Robert Myles, whose fantastic workshops on Shakespeare I had attended last year, wrote a post on Twitter asking if anyone would be interested in doing a live reading of Shakespeare’s plays in chronological order. he was overwhelmed with responses. Maybe a deep profound love for Shakespeare is embedded in all of us theatre people, maybe it is the fact that Shakespeare himself lived through the plague and often had to go into isolation. Times where dark for theatre then and they are dark for theatre now.
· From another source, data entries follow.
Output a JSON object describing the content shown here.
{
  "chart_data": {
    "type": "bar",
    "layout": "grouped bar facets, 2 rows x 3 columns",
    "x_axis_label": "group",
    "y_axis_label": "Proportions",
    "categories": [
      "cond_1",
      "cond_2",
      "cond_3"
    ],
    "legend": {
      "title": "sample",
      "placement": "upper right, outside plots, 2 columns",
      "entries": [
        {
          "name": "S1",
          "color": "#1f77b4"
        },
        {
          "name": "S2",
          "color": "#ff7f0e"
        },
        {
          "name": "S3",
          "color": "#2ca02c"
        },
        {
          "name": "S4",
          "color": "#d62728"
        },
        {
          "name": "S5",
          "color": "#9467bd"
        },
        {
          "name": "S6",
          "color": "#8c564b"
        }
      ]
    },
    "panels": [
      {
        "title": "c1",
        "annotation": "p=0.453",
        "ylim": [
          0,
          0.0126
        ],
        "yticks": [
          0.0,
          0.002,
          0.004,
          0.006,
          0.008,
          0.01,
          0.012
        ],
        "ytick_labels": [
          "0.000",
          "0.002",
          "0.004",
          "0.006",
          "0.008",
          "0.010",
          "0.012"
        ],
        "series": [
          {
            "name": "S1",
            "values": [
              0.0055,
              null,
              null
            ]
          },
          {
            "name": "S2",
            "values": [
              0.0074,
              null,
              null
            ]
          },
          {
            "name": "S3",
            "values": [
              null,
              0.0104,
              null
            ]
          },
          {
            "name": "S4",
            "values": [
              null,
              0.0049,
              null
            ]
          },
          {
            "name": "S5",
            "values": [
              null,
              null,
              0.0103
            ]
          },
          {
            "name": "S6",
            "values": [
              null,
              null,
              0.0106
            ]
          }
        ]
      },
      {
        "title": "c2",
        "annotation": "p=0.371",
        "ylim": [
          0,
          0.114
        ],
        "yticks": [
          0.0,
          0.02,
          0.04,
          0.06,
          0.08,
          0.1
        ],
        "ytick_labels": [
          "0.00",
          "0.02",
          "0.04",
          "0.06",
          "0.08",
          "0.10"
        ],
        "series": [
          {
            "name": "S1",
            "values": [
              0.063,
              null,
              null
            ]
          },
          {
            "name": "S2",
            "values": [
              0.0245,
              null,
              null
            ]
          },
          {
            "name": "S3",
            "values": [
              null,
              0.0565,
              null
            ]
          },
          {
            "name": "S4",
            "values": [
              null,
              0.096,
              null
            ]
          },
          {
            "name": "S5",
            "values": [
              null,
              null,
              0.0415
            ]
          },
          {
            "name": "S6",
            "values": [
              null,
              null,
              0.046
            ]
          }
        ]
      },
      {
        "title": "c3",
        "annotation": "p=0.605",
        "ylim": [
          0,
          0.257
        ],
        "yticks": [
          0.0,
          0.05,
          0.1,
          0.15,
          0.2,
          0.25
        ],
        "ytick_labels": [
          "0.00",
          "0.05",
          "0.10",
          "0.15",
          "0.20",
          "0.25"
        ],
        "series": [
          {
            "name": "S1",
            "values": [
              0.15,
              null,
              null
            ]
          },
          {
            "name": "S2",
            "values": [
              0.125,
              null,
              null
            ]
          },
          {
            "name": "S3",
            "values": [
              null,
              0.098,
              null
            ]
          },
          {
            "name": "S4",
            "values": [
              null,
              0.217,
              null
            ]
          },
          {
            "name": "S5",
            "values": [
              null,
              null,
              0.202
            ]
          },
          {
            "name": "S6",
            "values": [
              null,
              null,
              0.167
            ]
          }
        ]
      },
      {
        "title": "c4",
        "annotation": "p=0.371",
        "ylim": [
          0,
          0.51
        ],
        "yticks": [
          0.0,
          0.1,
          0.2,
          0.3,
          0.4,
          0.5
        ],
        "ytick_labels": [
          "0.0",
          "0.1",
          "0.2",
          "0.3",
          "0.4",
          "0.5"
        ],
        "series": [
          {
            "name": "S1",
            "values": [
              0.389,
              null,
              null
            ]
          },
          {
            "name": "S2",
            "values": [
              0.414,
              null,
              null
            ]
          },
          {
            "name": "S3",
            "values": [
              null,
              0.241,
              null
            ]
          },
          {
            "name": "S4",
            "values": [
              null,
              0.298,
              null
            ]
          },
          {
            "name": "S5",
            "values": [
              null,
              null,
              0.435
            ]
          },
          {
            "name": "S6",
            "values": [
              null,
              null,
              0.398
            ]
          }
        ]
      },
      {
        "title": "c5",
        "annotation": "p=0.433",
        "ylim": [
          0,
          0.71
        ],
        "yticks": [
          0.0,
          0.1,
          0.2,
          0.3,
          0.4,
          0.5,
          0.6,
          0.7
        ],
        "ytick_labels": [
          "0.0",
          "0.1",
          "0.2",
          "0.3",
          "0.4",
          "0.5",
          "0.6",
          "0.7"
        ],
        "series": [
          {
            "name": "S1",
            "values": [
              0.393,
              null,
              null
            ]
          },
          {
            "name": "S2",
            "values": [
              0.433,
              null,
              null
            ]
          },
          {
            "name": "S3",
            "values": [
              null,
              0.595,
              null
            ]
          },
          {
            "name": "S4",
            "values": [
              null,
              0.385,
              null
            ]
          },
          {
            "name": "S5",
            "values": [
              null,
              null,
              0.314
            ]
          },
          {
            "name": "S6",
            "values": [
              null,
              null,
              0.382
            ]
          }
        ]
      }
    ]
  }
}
Amongst hundreds of responses lay mine. And two days later I got an email. I had been cast in the first reading of The Show Must Go Online project. We would be reading Two Gentlemen of Verona. We had two days with the script and a few hours of rehearsals. The rehearsals were non compulsory and were held via Zoom. Participants would dip in and out of the rehearsal room at different times and therefore rehearsals took on a slightly strange air. And yet we felt inspired to make this reading the best we could. During rehearsals we found ways to make the reading more visual for the audience, using the cameras to our advantages to make it appear as if we were all a part of the same world.
During the live stream we were watched by approximately 500 audience members who were actively commenting on the stream throughout the reading. This is gave us a feeling of audience response second to none. One wonders if this is how it felt like when Shakespeare´s company performed to the groundlings at the Globe, who would doubtlessly shout out and respond immediately to the action taking place on stage. Many commented that the soliloquies felt immensely powerful as well, directed straight to the camera.
Today the recording of the stream had all of 22.000 views.